Wavelet transform is a superior multi-resolution analysis method, which has the characteristics of time-frequency localization and multi-resolution, and can perform time-domain and frequency-domain analysis simultaneously. The wavelet transform can be used to finely analyze the image components, and effectively suppress the image noise when enhancing the image contrast, edge and other features.
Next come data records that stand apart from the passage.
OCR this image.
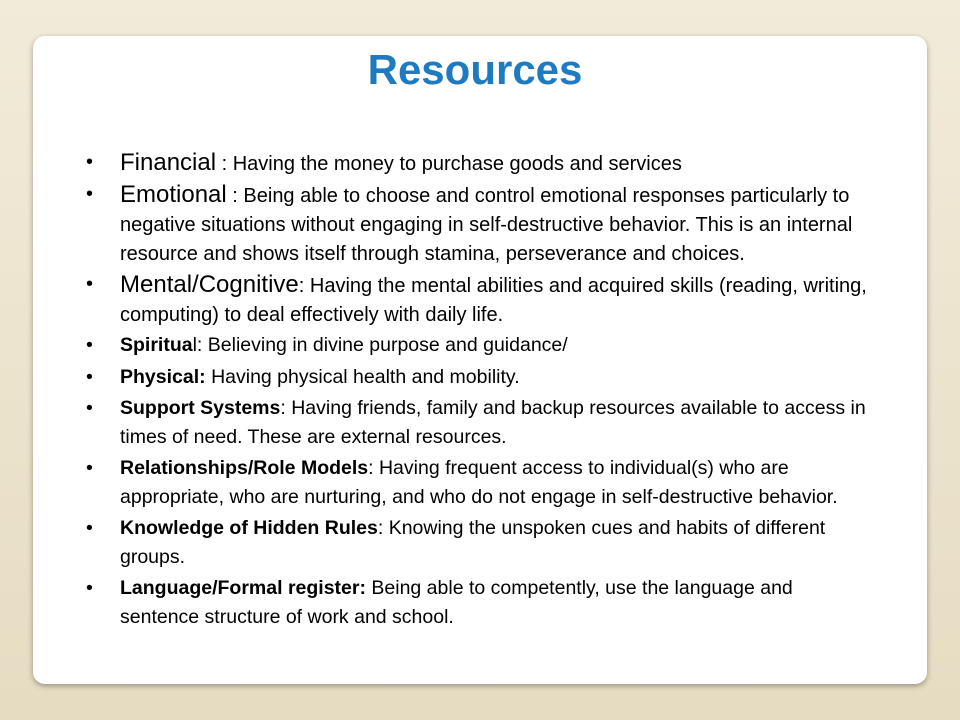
Resources
• Financial : Having the money to purchase goods and services
• Emotional : Being able to choose and control emotional responses particularly to negative situations without engaging in self-destructive behavior. This is an internal resource and shows itself through stamina, perseverance and choices.
• Mental/Cognitive: Having the mental abilities and acquired skills (reading, writing, computing) to deal effectively with daily life.
• Spiritual: Believing in divine purpose and guidance/
• Physical: Having physical health and mobility.
• Support Systems: Having friends, family and backup resources available to access in times of need. These are external resources.
• Relationships/Role Models: Having frequent access to individual(s) who are appropriate, who are nurturing, and who do not engage in self-destructive behavior.
• Knowledge of Hidden Rules: Knowing the unspoken cues and habits of different groups.
• Language/Formal register: Being able to competently, use the language and sentence structure of work and school.
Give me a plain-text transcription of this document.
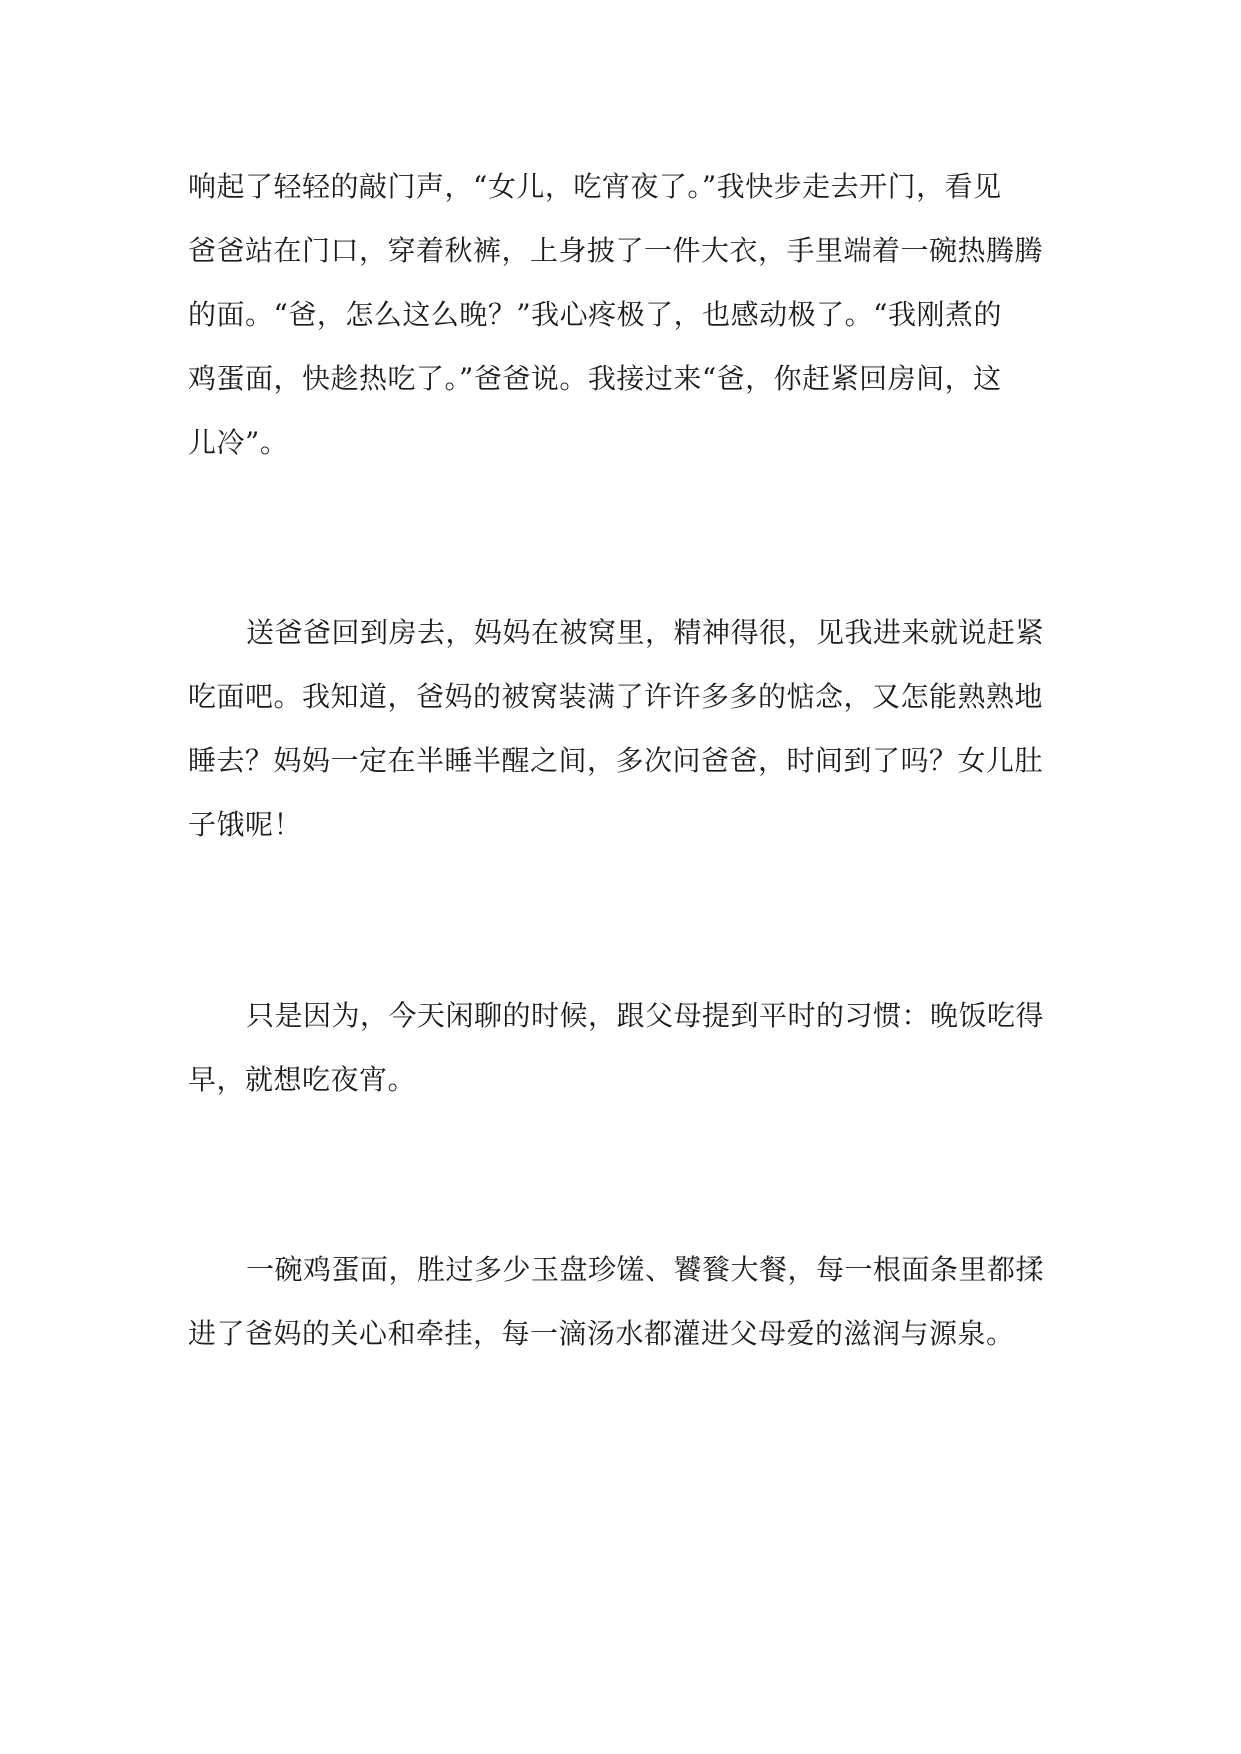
响起了轻轻的敲门声，“女儿，吃宵夜了。”我快步走去开门，看见
爸爸站在门口，穿着秋裤，上身披了一件大衣，手里端着一碗热腾腾
的面。“爸，怎么这么晚？”我心疼极了，也感动极了。“我刚煮的
鸡蛋面，快趁热吃了。”爸爸说。我接过来“爸，你赶紧回房间，这
儿冷”。
送爸爸回到房去，妈妈在被窝里，精神得很，见我进来就说赶紧
吃面吧。我知道，爸妈的被窝装满了许许多多的惦念，又怎能熟熟地
睡去？妈妈一定在半睡半醒之间，多次问爸爸，时间到了吗？女儿肚
子饿呢！
只是因为，今天闲聊的时候，跟父母提到平时的习惯：晚饭吃得
早，就想吃夜宵。
一碗鸡蛋面，胜过多少玉盘珍馐、饕餮大餐，每一根面条里都揉
进了爸妈的关心和牵挂，每一滴汤水都灌进父母爱的滋润与源泉。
The general steps of image enhancement based on wavelet analysis are as follows:
(1) Perform wavelet transform on the original image to obtain decomposition coefficients of different scales and directions;
(2) According to the purpose of enhancement, calculate the gain coefficient, so as to modify the wavelet decomposition coefficients in different scales and directions, so that some interesting components are amplified and some unnecessary components are reduced:
(3) Based on the modified wavelet decomposition coefficients, the enhanced image is obtained by inverse wavelet transform.
The coefficient modification methods in step (2) mainly include high-frequency enhancement, unsharp mask and sub-band enhancement.
High-frequency enhancement is to increase the high-frequency coefficients as a whole, relatively highlight the high-frequency components of the image, and enhance the edge of the image. However, because the obtained image is often bright or dark, the contrast may become poor. It needs wavelet inverse transformation before contrast enhancement to obtain High quality enhanced images.
The unsharp mask is to blur the image before preprocessing (equivalent to low-pass filtering) and calculate the difference with the original image. The difference image is multiplied by a correction factor and then summed with the original image to achieve the purpose of enhancing the edge of the image. The unsharp mask based on wavelet transform has obvious advantages compared with the traditional method. Firstly, the wavelet transform separates the detail features of different resolutions in the original image with different scales, avoiding the tedious work of continuously adjusting the window of the low-pass filter to select the enhancement effect in the traditional method. Secondly, since the wavelet coefficients at different scales are enhanced separately, no matter the thicker or thinner edges in the original image can be enhanced.